Exploring the United States Presidential Debates via Text Mining

Exploring the United States Presidential Debates via Text Mining
Thomas Schmidt
Anastasiia Mosiienko
Christian Wolff
Text Mining, Politics, Presidential Debates, Digital Humanities, Sentiment Analysis, Topic Modeling


The United States Presidential Debates are an important part of political discourse having important influence on the United States elections every four years. In recent years the language and discourse of these debates have been subject of numerous research in the humanities but also in computational text analysis. However, while the focus is currently on the debates of one specific election cycle or a limited set of debates, to our knowledge, there is no research concerning diachronic analysis of presendential debates througout the decades with modern state-of-the-art text mining techniques.

Zielsetzung der Arbeit

We want to examine the United States presidential debates since the initiation of these debates in the sixties via modern methods of text mining. For this we want to first create a structured corpus of all debates.
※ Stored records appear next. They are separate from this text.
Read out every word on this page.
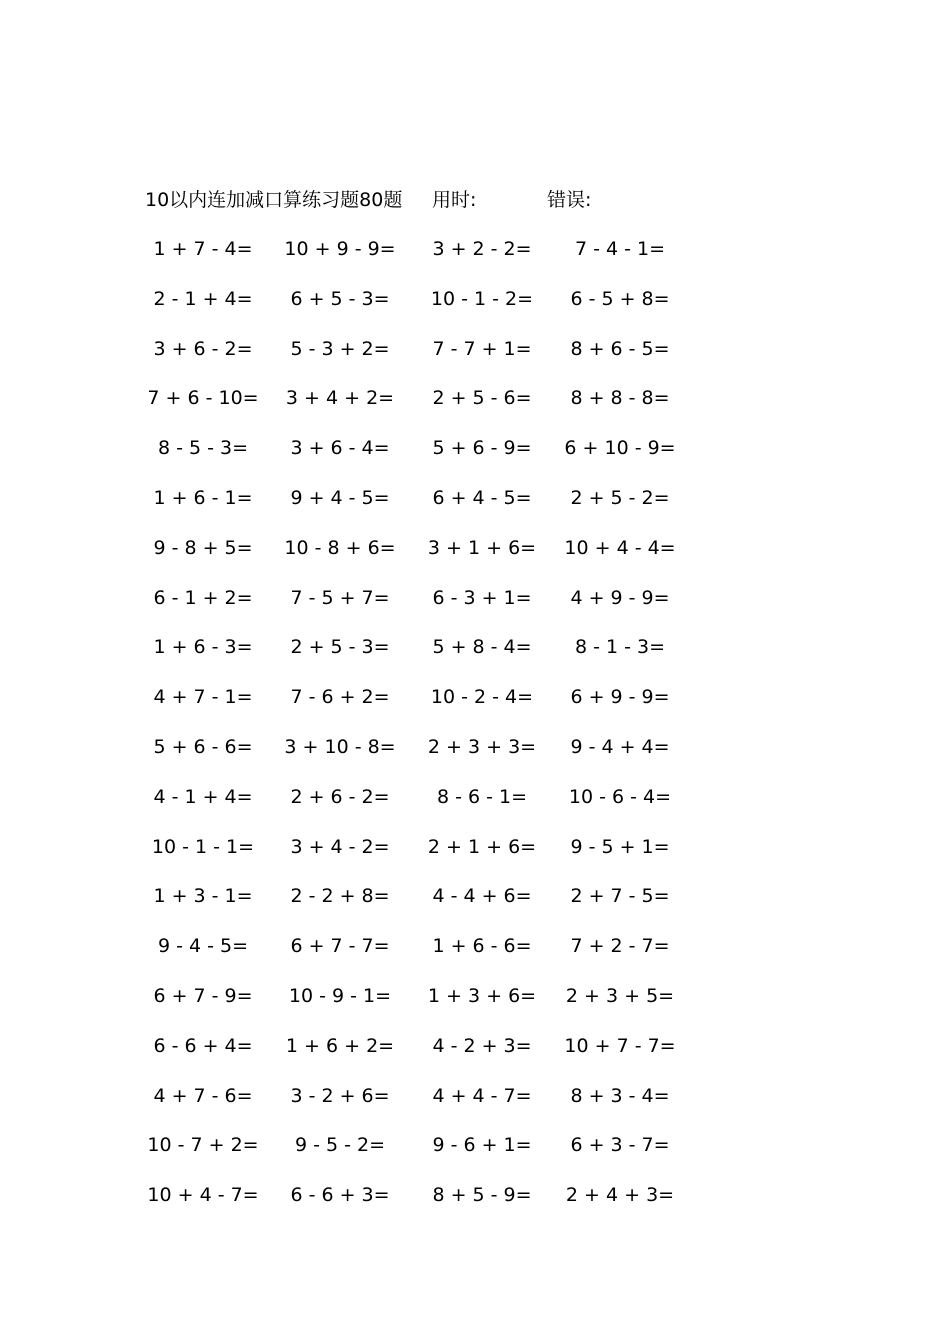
10以内连加减口算练习题80题 用时:	错误:
1 + 7 - 4=	10 + 9 - 9=	3 + 2 - 2=	7 - 4 - 1=
2 - 1 + 4=	6 + 5 - 3=	10 - 1 - 2=	6 - 5 + 8=
3 + 6 - 2=	5 - 3 + 2=	7 - 7 + 1=	8 + 6 - 5=
7 + 6 - 10=	3 + 4 + 2=	2 + 5 - 6=	8 + 8 - 8=
8 - 5 - 3=	3 + 6 - 4=	5 + 6 - 9=	6 + 10 - 9=
1 + 6 - 1=	9 + 4 - 5=	6 + 4 - 5=	2 + 5 - 2=
9 - 8 + 5=	10 - 8 + 6=	3 + 1 + 6=	10 + 4 - 4=
6 - 1 + 2=	7 - 5 + 7=	6 - 3 + 1=	4 + 9 - 9=
1 + 6 - 3=	2 + 5 - 3=	5 + 8 - 4=	8 - 1 - 3=
4 + 7 - 1=	7 - 6 + 2=	10 - 2 - 4=	6 + 9 - 9=
5 + 6 - 6=	3 + 10 - 8=	2 + 3 + 3=	9 - 4 + 4=
4 - 1 + 4=	2 + 6 - 2=	8 - 6 - 1=	10 - 6 - 4=
10 - 1 - 1=	3 + 4 - 2=	2 + 1 + 6=	9 - 5 + 1=
1 + 3 - 1=	2 - 2 + 8=	4 - 4 + 6=	2 + 7 - 5=
9 - 4 - 5=	6 + 7 - 7=	1 + 6 - 6=	7 + 2 - 7=
6 + 7 - 9=	10 - 9 - 1=	1 + 3 + 6=	2 + 3 + 5=
6 - 6 + 4=	1 + 6 + 2=	4 - 2 + 3=	10 + 7 - 7=
4 + 7 - 6=	3 - 2 + 6=	4 + 4 - 7=	8 + 3 - 4=
10 - 7 + 2=	9 - 5 - 2=	9 - 6 + 1=	6 + 3 - 7=
10 + 4 - 7=	6 - 6 + 3=	8 + 5 - 9=	2 + 4 + 3=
We are primarly interested in the following research questions: - How did language and content of these debates change overtime, are there diachronic developments - Can we identify general and diachronic developments and differences considering language and content of the presidential candidates of the two major parties: the democrats and the republicans

To pursue these research questions we intend to apply methods of text mining like sentiment analysis, topic modeling and others.

Konkrete Aufgaben

  • Related Work
  • Development of a research agenda
  • Acquisition and creation of an adequate corpus for the task at hand
  • Diachronic analysis of the data via text mining methods like ngram-analysis, sentiment analysis, lexical categories or topic modeling
  • report and visualization of the results

Erwartete Vorkenntnisse

Knowledge in Python and various text mining methods is necessary Knowledge in web mining, corpus preparation and the handling of large amounts of text data is helpful

Weiterführende Quellen

El-Falaky, M. S. (2015). Vote for me. A corpus linguistic analysis of American presidential debates using functional grammar. Arts and Social Sciences Journal, 6(4), 1-13.
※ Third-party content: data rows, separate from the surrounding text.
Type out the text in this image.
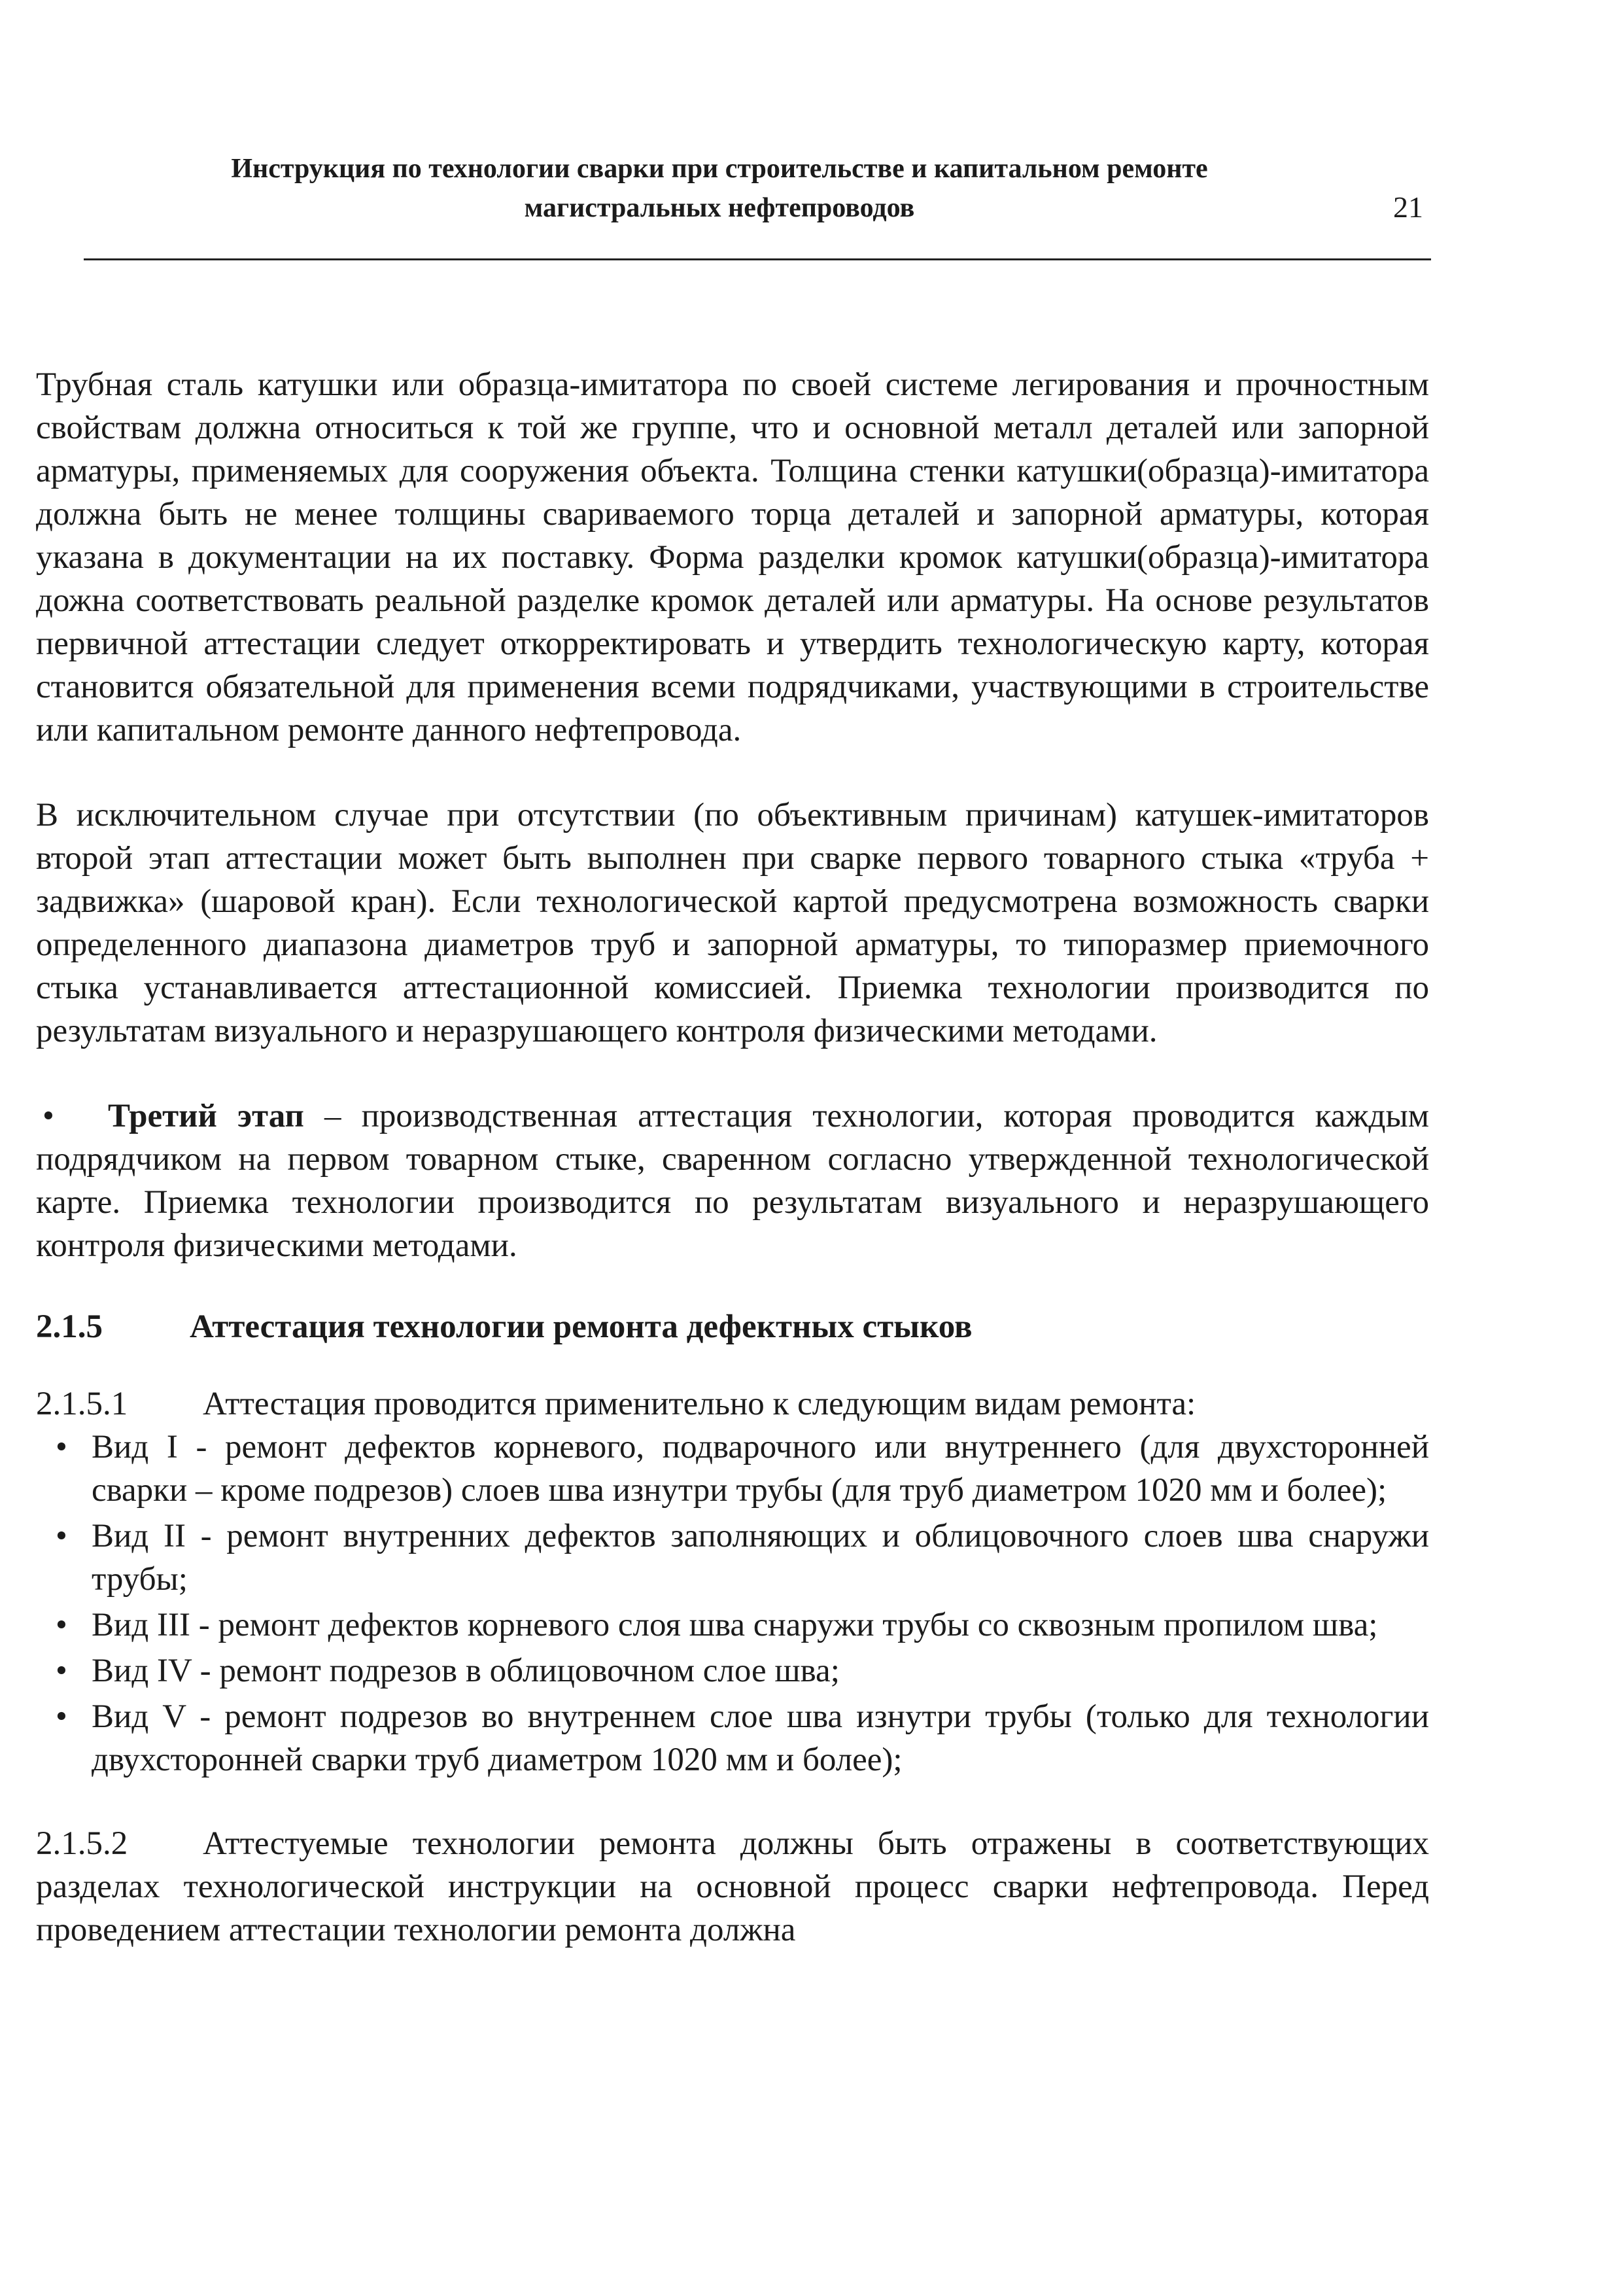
Инструкция по технологии сварки при строительстве и капитальном ремонте
магистральных нефтепроводов	21

Трубная сталь катушки или образца-имитатора по своей системе легирования и прочностным свойствам должна относиться к той же группе, что и основной металл деталей или запорной арматуры, применяемых для сооружения объекта. Толщина стенки катушки(образца)-имитатора должна быть не менее толщины свариваемого торца деталей и запорной арматуры, которая указана в документации на их поставку. Форма разделки кромок катушки(образца)-имитатора дожна соответствовать реальной разделке кромок деталей или арматуры. На основе результатов первичной аттестации следует откорректировать и утвердить технологическую карту, которая становится обязательной для применения всеми подрядчиками, участвующими в строительстве или капитальном ремонте данного нефтепровода.

В исключительном случае при отсутствии (по объективным причинам) катушек-имитаторов второй этап аттестации может быть выполнен при сварке первого товарного стыка «труба + задвижка» (шаровой кран). Если технологической картой предусмотрена возможность сварки определенного диапазона диаметров труб и запорной арматуры, то типоразмер приемочного стыка устанавливается аттестационной комиссией. Приемка технологии производится по результатам визуального и неразрушающего контроля физическими методами.

• Третий этап – производственная аттестация технологии, которая проводится каждым подрядчиком на первом товарном стыке, сваренном согласно утвержденной технологической карте. Приемка технологии производится по результатам визуального и неразрушающего контроля физическими методами.
2.1.5	Аттестация технологии ремонта дефектных стыков

2.1.5.1 Аттестация проводится применительно к следующим видам ремонта:

• Вид I - ремонт дефектов корневого, подварочного или внутреннего (для двухсторонней сварки – кроме подрезов) слоев шва изнутри трубы (для труб диаметром 1020 мм и более);
• Вид II - ремонт внутренних дефектов заполняющих и облицовочного слоев шва снаружи трубы;
• Вид III - ремонт дефектов корневого слоя шва снаружи трубы со сквозным пропилом шва;
• Вид IV - ремонт подрезов в облицовочном слое шва;
• Вид V - ремонт подрезов во внутреннем слое шва изнутри трубы (только для технологии двухсторонней сварки труб диаметром 1020 мм и более);

2.1.5.2 Аттестуемые технологии ремонта должны быть отражены в соответствующих разделах технологической инструкции на основной процесс сварки нефтепровода. Перед проведением аттестации технологии ремонта должна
Lukito, J., Sarma, P. K., Foley, J., & Abhishek, A. (2019, June). Using time series and natural language processing to identify viral moments in the 2016 US Presidential Debate. In Proceedings of the Third Workshop on Natural Language Processing and Computational Social Science (pp. 54-64).

Savoy, J. (2018). Trump’s and Clinton’s Style and Rhetoric during the 2016 Presidential Election. Journal of Quantitative Linguistics, 25(2), 168-189.

Vrana, L., & Schneider, G. (2017). Saying Whatever It Takes: Creating and Analyzing Corpora from US Presidential Debate Transcripts.